Optical fiber sensor frequently used in biosensing are grating based sensors such as tilted fiber Bragg gratings (TFBG), etched FBG (EFBG), long-period grating (LPG), plasmonic FBG, interferometric sensors and lossy mode resonance-based sensors [22–26]. Together with the advantages they offer, they also have some limitations. Grating-based optical fiber sensors need an inscription to obtain a periodic modulation of the refractive index (RI) inside the core which is usually done by special instruments [27] adding up to the price of the sensing probe. LPG and TBFG operate in a transmission mode making them a less attractive biosensing unit.

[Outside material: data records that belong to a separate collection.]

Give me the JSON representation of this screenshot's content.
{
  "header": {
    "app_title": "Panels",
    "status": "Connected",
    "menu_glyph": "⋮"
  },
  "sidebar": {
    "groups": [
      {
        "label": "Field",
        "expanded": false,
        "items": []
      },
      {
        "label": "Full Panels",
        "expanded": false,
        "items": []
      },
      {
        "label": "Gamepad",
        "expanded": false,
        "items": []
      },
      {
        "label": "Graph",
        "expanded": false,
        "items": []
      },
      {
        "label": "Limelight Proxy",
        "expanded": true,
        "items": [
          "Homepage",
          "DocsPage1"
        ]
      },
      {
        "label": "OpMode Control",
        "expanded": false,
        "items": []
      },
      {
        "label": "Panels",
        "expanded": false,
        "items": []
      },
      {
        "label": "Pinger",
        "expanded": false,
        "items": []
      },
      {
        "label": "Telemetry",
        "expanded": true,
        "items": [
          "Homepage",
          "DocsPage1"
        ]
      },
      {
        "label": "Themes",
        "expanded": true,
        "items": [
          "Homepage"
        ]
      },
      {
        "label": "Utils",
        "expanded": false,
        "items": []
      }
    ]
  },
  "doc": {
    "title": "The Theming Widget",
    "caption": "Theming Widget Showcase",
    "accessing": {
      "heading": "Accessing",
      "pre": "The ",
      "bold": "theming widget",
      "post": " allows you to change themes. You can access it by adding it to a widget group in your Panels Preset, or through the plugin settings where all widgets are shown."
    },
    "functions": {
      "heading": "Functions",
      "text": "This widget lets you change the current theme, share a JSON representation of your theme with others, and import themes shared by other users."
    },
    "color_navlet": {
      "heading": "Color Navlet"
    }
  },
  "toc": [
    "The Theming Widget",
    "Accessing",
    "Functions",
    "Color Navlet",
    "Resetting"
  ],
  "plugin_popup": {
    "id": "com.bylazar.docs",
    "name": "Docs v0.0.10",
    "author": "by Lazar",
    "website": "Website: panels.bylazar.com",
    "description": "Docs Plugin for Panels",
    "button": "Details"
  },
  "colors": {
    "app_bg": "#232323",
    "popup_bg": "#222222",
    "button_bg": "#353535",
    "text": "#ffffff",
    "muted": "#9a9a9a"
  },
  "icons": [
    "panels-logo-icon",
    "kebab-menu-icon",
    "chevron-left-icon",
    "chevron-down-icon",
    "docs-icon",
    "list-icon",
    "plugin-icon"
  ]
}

To work in reflection, the fiber needs to be cleaved and a broadband mirror has to be fabricated there which adds an additional manufacturing step [28]. For LPG, the fiber has to be cut precisely after grating so that interference fringes are not formed [29]. Tapers, on the other hand are fragile; and they together with plasmonic sensors have a low fabrication yield [30]. BR sensors used in this study have several advantages: it is a low-cost platform fabricated using a telecommunication-grade fiber; it is a label-free sensing unit; it has a potential to be used in situ and multiplexed; and it previously showed high sensitivity towards analyte of interest when used as a biosensing transducer [31]. The first ball resonator (BR) sensor was introduced by Shaimerdenova et al in 2020 [22] when they fabricated it using telecommunication-grade fiber with a CO2 laser forming a sphere on the tip. It behaved as a weak interferometer with a return loss below -50 dB. When interrogated with an optical backscatter reflectometer, it showed sensitivity to the RI change of the surrounding media; their simple fabrication method together with its sensitivity makes it a good platform in biosensing.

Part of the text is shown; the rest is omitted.